И это был выход, потому что с ножами и кастетами в школу не пускали, а распятие — это распятие. Не придерешься. И что действительно было волшебным, так это то, с какой скоростью зажили все порезы. Даже следов почти не осталось. А раны были глубокими, Клайс нес ее всю дорогу на руках…
Дракон в ее фантазиях боялся этого распятия. Он смешно сжимался в уродливый шар, теряя форму чудовища, и начинал отползать, оставляя запчасти. А еще Грета брала распятие с собой в свои странные сны. И первый раз изменила ветер, сначала во сне, крикнув незнакомые слова, вдруг вспыхнувшие плазмой по ту сторону век, а потом — наяву. И видела, как грозовые тучи, ползущие на город, словно наткнулись на невидимый барьер, растерянно замерли, а потом покатились назад. А она стояла на краю обрыва, вскинув руку с намотанной цепью, сжимая нижний край креста, и повторяла слова из своего сна… И чувствовала сумасшедшую силу. И сумасшедшую радость. Бог послал ей артефакт. Бог отметил ее своей милостью. Она любила Бога больше всего на свете. Может быть, даже больше, чем Клайса.
Может быть…
Когда на канделябре в углу погасла последняя свечка, Грета уже спала. Неслышно отворив дверь, в келью прокрался Клайс. Постоял над Гретой, слушая ее ровное дыхание. Потом поцеловал кончики пальцев и осторожно коснулся ими ее бледного лба.
ВОСКРЕСЕНЬЕ
1
Утром начался снегопад. Воскресный колокольный звон плыл над Окраиной в снежном сумрачном вихре, рождаясь из завываний ветра, то накатывая, то отступая прочь, но не замолкая ни на минуту. Грета сквозь сон даже видела все эти колокола, черные и огромные, славящие похоронным гудением милосердие Бога, говорящие от Его Имени с теми, кто был готов услышать.
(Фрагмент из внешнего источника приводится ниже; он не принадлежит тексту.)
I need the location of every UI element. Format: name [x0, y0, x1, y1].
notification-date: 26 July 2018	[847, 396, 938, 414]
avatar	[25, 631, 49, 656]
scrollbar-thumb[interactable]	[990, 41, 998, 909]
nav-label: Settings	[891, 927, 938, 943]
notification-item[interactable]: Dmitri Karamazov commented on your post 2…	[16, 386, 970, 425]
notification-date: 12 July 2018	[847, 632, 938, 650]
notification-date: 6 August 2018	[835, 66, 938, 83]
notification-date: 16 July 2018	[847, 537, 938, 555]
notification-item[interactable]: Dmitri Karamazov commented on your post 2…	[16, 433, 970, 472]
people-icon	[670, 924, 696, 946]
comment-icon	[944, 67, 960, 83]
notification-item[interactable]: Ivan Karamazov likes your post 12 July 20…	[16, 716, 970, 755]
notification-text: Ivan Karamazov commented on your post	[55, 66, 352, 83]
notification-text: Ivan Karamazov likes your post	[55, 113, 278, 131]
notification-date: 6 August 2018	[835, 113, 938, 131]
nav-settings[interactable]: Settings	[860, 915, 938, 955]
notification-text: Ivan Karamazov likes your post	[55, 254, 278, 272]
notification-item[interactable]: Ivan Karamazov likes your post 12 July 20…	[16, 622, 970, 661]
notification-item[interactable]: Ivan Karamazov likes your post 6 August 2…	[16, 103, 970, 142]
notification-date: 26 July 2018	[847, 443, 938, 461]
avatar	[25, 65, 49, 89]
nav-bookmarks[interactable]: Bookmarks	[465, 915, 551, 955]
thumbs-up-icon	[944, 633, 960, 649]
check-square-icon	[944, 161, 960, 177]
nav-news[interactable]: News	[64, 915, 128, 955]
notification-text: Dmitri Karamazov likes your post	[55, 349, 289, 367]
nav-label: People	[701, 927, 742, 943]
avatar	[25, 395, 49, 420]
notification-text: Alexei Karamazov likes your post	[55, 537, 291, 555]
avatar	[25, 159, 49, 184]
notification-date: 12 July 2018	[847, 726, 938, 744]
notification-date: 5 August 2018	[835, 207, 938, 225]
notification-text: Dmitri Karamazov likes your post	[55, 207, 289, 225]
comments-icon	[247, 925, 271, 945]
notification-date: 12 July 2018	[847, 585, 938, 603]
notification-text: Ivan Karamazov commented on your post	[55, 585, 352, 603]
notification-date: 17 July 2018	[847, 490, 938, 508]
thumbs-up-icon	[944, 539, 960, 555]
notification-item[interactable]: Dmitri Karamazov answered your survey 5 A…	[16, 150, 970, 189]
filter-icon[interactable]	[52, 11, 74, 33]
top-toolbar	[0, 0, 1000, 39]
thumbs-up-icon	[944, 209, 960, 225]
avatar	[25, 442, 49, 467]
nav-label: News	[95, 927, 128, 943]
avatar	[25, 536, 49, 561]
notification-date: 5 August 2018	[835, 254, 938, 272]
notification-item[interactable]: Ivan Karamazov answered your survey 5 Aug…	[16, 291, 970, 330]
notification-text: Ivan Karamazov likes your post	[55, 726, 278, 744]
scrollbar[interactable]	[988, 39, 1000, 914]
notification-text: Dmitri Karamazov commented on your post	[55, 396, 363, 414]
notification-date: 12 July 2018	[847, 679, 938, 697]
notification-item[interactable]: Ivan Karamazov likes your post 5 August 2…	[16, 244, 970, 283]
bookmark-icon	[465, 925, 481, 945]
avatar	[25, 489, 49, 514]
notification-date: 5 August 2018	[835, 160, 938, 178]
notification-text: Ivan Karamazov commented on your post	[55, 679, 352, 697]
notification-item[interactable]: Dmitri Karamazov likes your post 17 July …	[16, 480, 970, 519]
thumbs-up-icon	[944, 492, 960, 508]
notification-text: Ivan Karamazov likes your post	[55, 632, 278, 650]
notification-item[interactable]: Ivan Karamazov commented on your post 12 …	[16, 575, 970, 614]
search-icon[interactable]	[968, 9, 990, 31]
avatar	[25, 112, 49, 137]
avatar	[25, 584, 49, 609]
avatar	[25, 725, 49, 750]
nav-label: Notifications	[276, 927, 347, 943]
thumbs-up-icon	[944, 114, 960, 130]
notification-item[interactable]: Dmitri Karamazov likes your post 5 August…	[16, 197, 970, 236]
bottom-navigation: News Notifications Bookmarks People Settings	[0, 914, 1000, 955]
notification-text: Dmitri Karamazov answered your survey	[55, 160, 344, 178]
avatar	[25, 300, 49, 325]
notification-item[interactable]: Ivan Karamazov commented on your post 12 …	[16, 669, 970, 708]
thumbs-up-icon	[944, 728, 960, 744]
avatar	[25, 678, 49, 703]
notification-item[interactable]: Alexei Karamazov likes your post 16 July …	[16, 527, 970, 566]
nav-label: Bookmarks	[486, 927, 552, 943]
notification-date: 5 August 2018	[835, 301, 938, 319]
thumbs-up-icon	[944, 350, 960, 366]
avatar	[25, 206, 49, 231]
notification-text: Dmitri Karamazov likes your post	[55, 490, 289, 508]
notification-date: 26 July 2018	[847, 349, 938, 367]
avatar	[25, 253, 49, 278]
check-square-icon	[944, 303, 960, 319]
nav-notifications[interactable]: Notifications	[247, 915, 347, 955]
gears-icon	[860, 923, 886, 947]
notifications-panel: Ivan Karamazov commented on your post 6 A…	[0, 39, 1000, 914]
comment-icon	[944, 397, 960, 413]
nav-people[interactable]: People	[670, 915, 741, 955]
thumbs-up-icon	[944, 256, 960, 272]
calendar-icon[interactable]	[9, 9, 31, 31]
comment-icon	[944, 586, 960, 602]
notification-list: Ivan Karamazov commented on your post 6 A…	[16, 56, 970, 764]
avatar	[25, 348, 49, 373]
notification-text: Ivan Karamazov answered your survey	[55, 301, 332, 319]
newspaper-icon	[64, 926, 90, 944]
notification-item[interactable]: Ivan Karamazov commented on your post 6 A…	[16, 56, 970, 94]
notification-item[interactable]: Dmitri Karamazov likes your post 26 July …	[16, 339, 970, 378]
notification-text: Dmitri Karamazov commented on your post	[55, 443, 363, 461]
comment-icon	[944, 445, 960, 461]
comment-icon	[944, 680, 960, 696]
Она видела лазурное небо, и красные облака начинали складываться в слова, но потом загудели колокола Окраинного храма, небо поменяло свой цвет, и Грета окончательно проснулась. Ей было холодно. Ветер наполнил ее келью, ломился в окно, по полу тянуло сквозняком. Вставать совершенно не хотелось. Светящиеся цифры будильника давали понять, что еще слишком рано.
Она закуталась поплотнее в одеяло и лежала, вслушиваясь в гудящую тишину. Впереди было воскресенье, огромный, долгий день, и воскресная школа, и праздник на Площади Милосердия, но, главное — Грету ждала встреча с Мареком, предводителем Бродяг. А это стоило обсудить с Клайсом.
Грета неохотно свесила ноги и нашарила тапки. Потом, стараясь не шуметь, прокралась в комнату брата. Она двигалась очень тихо, но Клайс открыл глаза, стоило ей переступить порог его комнаты.
— Ты чего вскочила? — шепнул он, усаживаясь в кровати. Она, в своем одеяле, залезла к нему в постель. Завертела головой. В комнате Клайса было довольно светло, в основном за счет плаката и планет под потолком. Даже распятие в углу светилось по контуру неоновой краской.
— В это время в больнице начинались процедуры, — ответила Грета шепотом. — Мне делали уколы.
— От воспаления мозга? — хихикнул Клайс. — Хочешь, ложись здесь.
— Вот еще!
— Они не скоро проснутся…
Он обнял ее за плечи.
— Классно, что ты дома…
— На улице снова зима, — вздохнула Грета. Положила голову ему на грудь. — Холодно…
— И куча снега, — прибавил Клайс. — Просто до жопы! Можно будет построить крепость.
Грета вытащила из одеяльного кокона правую руку и показала ему гипс.
— Издеваешься?
— Зато теперь ты сможешь командовать постройкой. На законном основании, а не как в прошлый раз.
Они прыснули.
— Тссс… — Грета прислушалась. Родители спали. — Я вдруг подумала… Клайс, если бы они умерли, ты бы плакал? — она кивнула в сторону родительской комнаты.
— А ты?
— Я первая спросила!
— Ну… Э… — он вздохнул. — Если бы это случилось скоро, нас бы забрали в интернат.
— Вот говно…
— Все в порядке.
Просто ты отвыкла.
— Знаешь, там, в больнице, было точно так же. Так же холодно…
Он обнял ее второй рукой.
— Вот если бы однажды пришли люди из какого-нибудь ведомства, — фантазировала Грета, — и сказали бы: Грета, Клайс, вас подменили в роддоме. Ваши настоящие родители любят вас и хотят, чтобы вы вернулись…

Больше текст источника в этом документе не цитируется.